Moscow disagrees with criticism over the allegedly deteriorating human rights situation in Russia expressed by European lawmakers on Thursday because their conclusions are based on unconfirmed and unreliable sources, Russian president's press secretary Dmitry Peskov said.
On Thursday the European Parliament adopted a resolution that reflects its grave concern about "the deteriorating climate" for the development of civil society in Russia and refers to the recent legislation on demonstrations, NGOs, defamation and the Internet.
“We cannot agree with this resolution, as it is unclear what sources of information the document relies upon and what kind of analysis the European lawmakers used as the groundwork for their conclusions," Peskov said.
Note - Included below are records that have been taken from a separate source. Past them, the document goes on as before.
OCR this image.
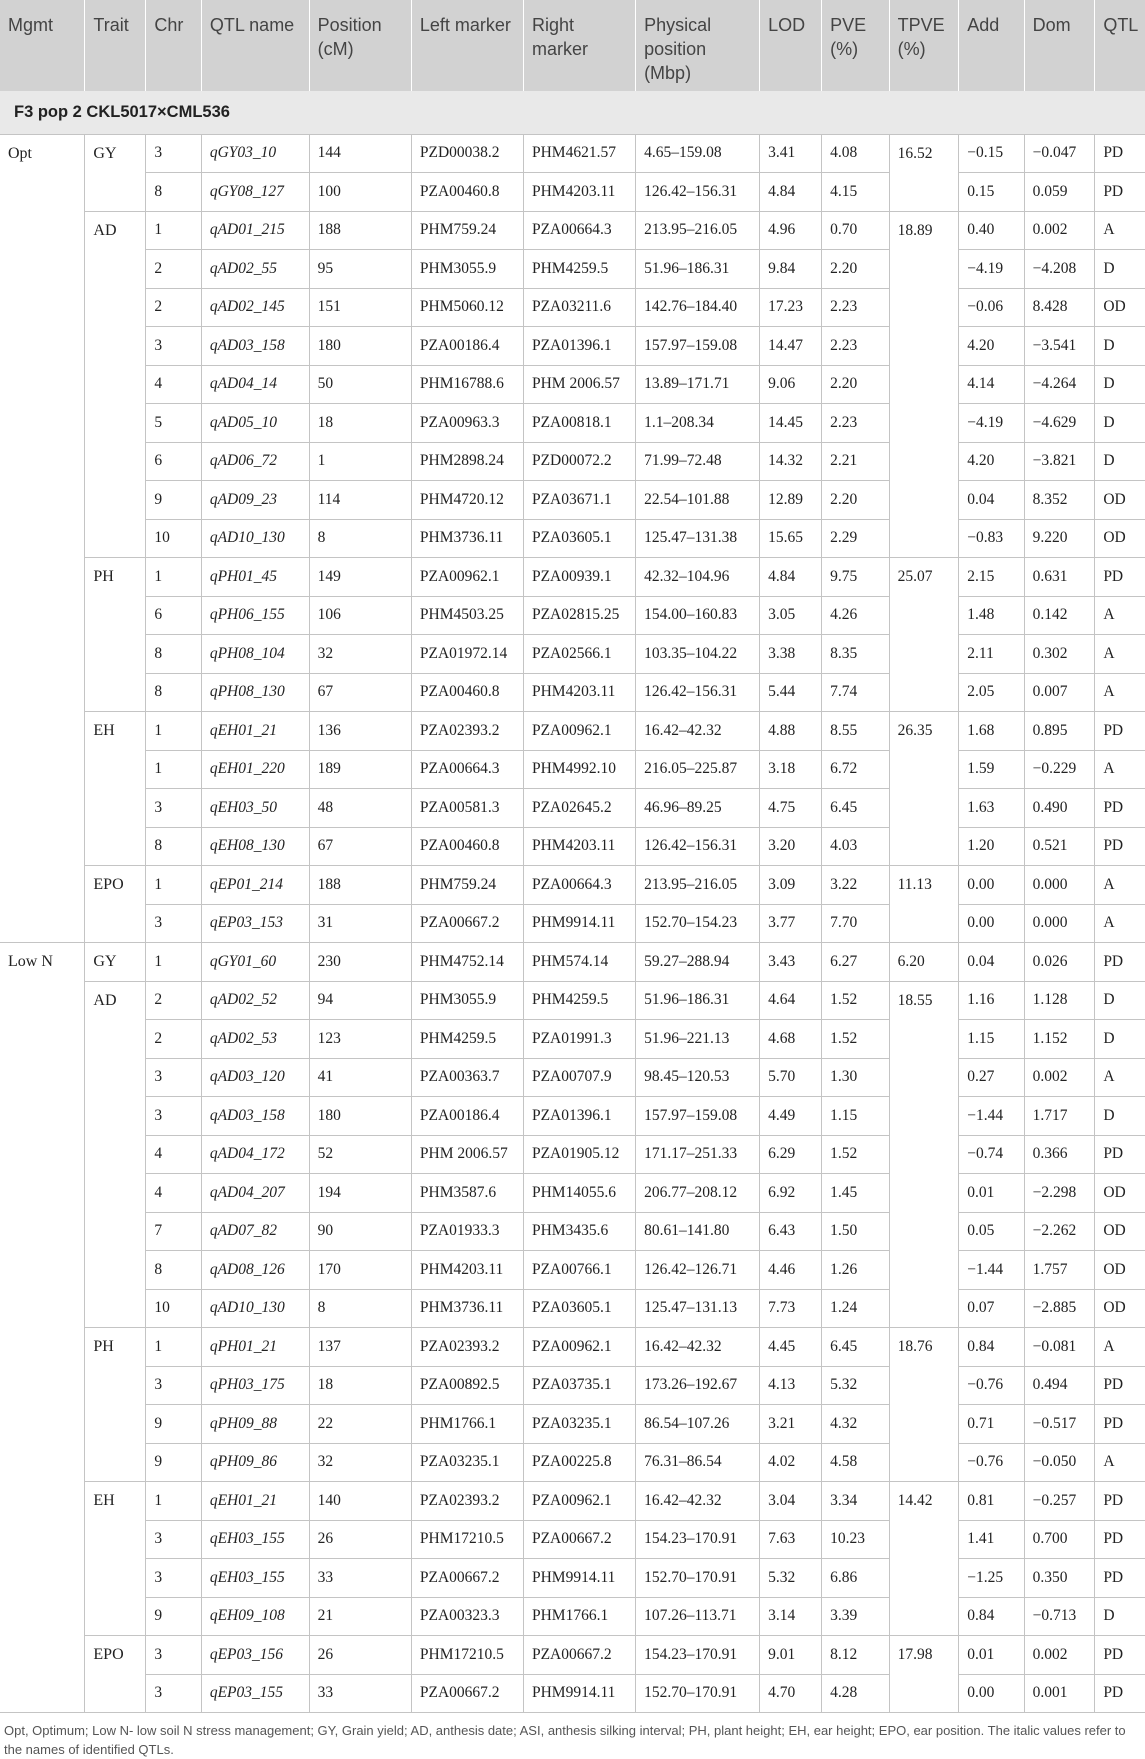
Mgmt	Trait	Chr	QTL name	Position (cM)	Left marker	Right marker	Physical position (Mbp)	LOD	PVE (%)	TPVE (%)	Add	Dom	QTL
F3 pop 2 CKL5017×CML536													
Opt	GY	3	qGY03_10	144	PZD00038.2	PHM4621.57	4.65–159.08	3.41	4.08	16.52	−0.15	−0.047	PD
		8	qGY08_127	100	PZA00460.8	PHM4203.11	126.42–156.31	4.84	4.15		0.15	0.059	PD
	AD	1	qAD01_215	188	PHM759.24	PZA00664.3	213.95–216.05	4.96	0.70	18.89	0.40	0.002	A
		2	qAD02_55	95	PHM3055.9	PHM4259.5	51.96–186.31	9.84	2.20		−4.19	−4.208	D
		2	qAD02_145	151	PHM5060.12	PZA03211.6	142.76–184.40	17.23	2.23		−0.06	8.428	OD
		3	qAD03_158	180	PZA00186.4	PZA01396.1	157.97–159.08	14.47	2.23		4.20	−3.541	D
		4	qAD04_14	50	PHM16788.6	PHM 2006.57	13.89–171.71	9.06	2.20		4.14	−4.264	D
		5	qAD05_10	18	PZA00963.3	PZA00818.1	1.1–208.34	14.45	2.23		−4.19	−4.629	D
		6	qAD06_72	1	PHM2898.24	PZD00072.2	71.99–72.48	14.32	2.21		4.20	−3.821	D
		9	qAD09_23	114	PHM4720.12	PZA03671.1	22.54–101.88	12.89	2.20		0.04	8.352	OD
		10	qAD10_130	8	PHM3736.11	PZA03605.1	125.47–131.38	15.65	2.29		−0.83	9.220	OD
	PH	1	qPH01_45	149	PZA00962.1	PZA00939.1	42.32–104.96	4.84	9.75	25.07	2.15	0.631	PD
		6	qPH06_155	106	PHM4503.25	PZA02815.25	154.00–160.83	3.05	4.26		1.48	0.142	A
		8	qPH08_104	32	PZA01972.14	PZA02566.1	103.35–104.22	3.38	8.35		2.11	0.302	A
		8	qPH08_130	67	PZA00460.8	PHM4203.11	126.42–156.31	5.44	7.74		2.05	0.007	A
	EH	1	qEH01_21	136	PZA02393.2	PZA00962.1	16.42–42.32	4.88	8.55	26.35	1.68	0.895	PD
		1	qEH01_220	189	PZA00664.3	PHM4992.10	216.05–225.87	3.18	6.72		1.59	−0.229	A
		3	qEH03_50	48	PZA00581.3	PZA02645.2	46.96–89.25	4.75	6.45		1.63	0.490	PD
		8	qEH08_130	67	PZA00460.8	PHM4203.11	126.42–156.31	3.20	4.03		1.20	0.521	PD
	EPO	1	qEP01_214	188	PHM759.24	PZA00664.3	213.95–216.05	3.09	3.22	11.13	0.00	0.000	A
		3	qEP03_153	31	PZA00667.2	PHM9914.11	152.70–154.23	3.77	7.70		0.00	0.000	A
Low N	GY	1	qGY01_60	230	PHM4752.14	PHM574.14	59.27–288.94	3.43	6.27	6.20	0.04	0.026	PD
	AD	2	qAD02_52	94	PHM3055.9	PHM4259.5	51.96–186.31	4.64	1.52	18.55	1.16	1.128	D
		2	qAD02_53	123	PHM4259.5	PZA01991.3	51.96–221.13	4.68	1.52		1.15	1.152	D
		3	qAD03_120	41	PZA00363.7	PZA00707.9	98.45–120.53	5.70	1.30		0.27	0.002	A
		3	qAD03_158	180	PZA00186.4	PZA01396.1	157.97–159.08	4.49	1.15		−1.44	1.717	D
		4	qAD04_172	52	PHM 2006.57	PZA01905.12	171.17–251.33	6.29	1.52		−0.74	0.366	PD
		4	qAD04_207	194	PHM3587.6	PHM14055.6	206.77–208.12	6.92	1.45		0.01	−2.298	OD
		7	qAD07_82	90	PZA01933.3	PHM3435.6	80.61–141.80	6.43	1.50		0.05	−2.262	OD
		8	qAD08_126	170	PHM4203.11	PZA00766.1	126.42–126.71	4.46	1.26		−1.44	1.757	OD
		10	qAD10_130	8	PHM3736.11	PZA03605.1	125.47–131.13	7.73	1.24		0.07	−2.885	OD
	PH	1	qPH01_21	137	PZA02393.2	PZA00962.1	16.42–42.32	4.45	6.45	18.76	0.84	−0.081	A
		3	qPH03_175	18	PZA00892.5	PZA03735.1	173.26–192.67	4.13	5.32		−0.76	0.494	PD
		9	qPH09_88	22	PHM1766.1	PZA03235.1	86.54–107.26	3.21	4.32		0.71	−0.517	PD
		9	qPH09_86	32	PZA03235.1	PZA00225.8	76.31–86.54	4.02	4.58		−0.76	−0.050	A
	EH	1	qEH01_21	140	PZA02393.2	PZA00962.1	16.42–42.32	3.04	3.34	14.42	0.81	−0.257	PD
		3	qEH03_155	26	PHM17210.5	PZA00667.2	154.23–170.91	7.63	10.23		1.41	0.700	PD
		3	qEH03_155	33	PZA00667.2	PHM9914.11	152.70–170.91	5.32	6.86		−1.25	0.350	PD
		9	qEH09_108	21	PZA00323.3	PHM1766.1	107.26–113.71	3.14	3.39		0.84	−0.713	D
	EPO	3	qEP03_156	26	PHM17210.5	PZA00667.2	154.23–170.91	9.01	8.12	17.98	0.01	0.002	PD
		3	qEP03_155	33	PZA00667.2	PHM9914.11	152.70–170.91	4.70	4.28		0.00	0.001	PD
Opt, Optimum; Low N- low soil N stress management; GY, Grain yield; AD, anthesis date; ASI, anthesis silking interval; PH, plant height; EH, ear height; EPO, ear position. The italic values refer to the names of identified QTLs.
“It is certain, though, that these sources are unreliable and the analysis distorts reality,” the official said.
The resolution specifically cites the notorious cases of the punk band Pussy Riot, lawyer Sergei Magnitsky and the opposition party member Gennady Gudkov as examples of politically motivated intimidation of opposition activists and abuse of power by the Russian law enforcement authorities.
The European lawmakers also expressed fear that the law on extremism in Russia could lead to the restriction of the freedoms of association, expression and belief in the country.
The non-legislative resolution urged the European Union "to exert constant pressure on the Russian authorities to meet the OSCE standards on human rights, democracy, the rule of law and the independence of the judiciary."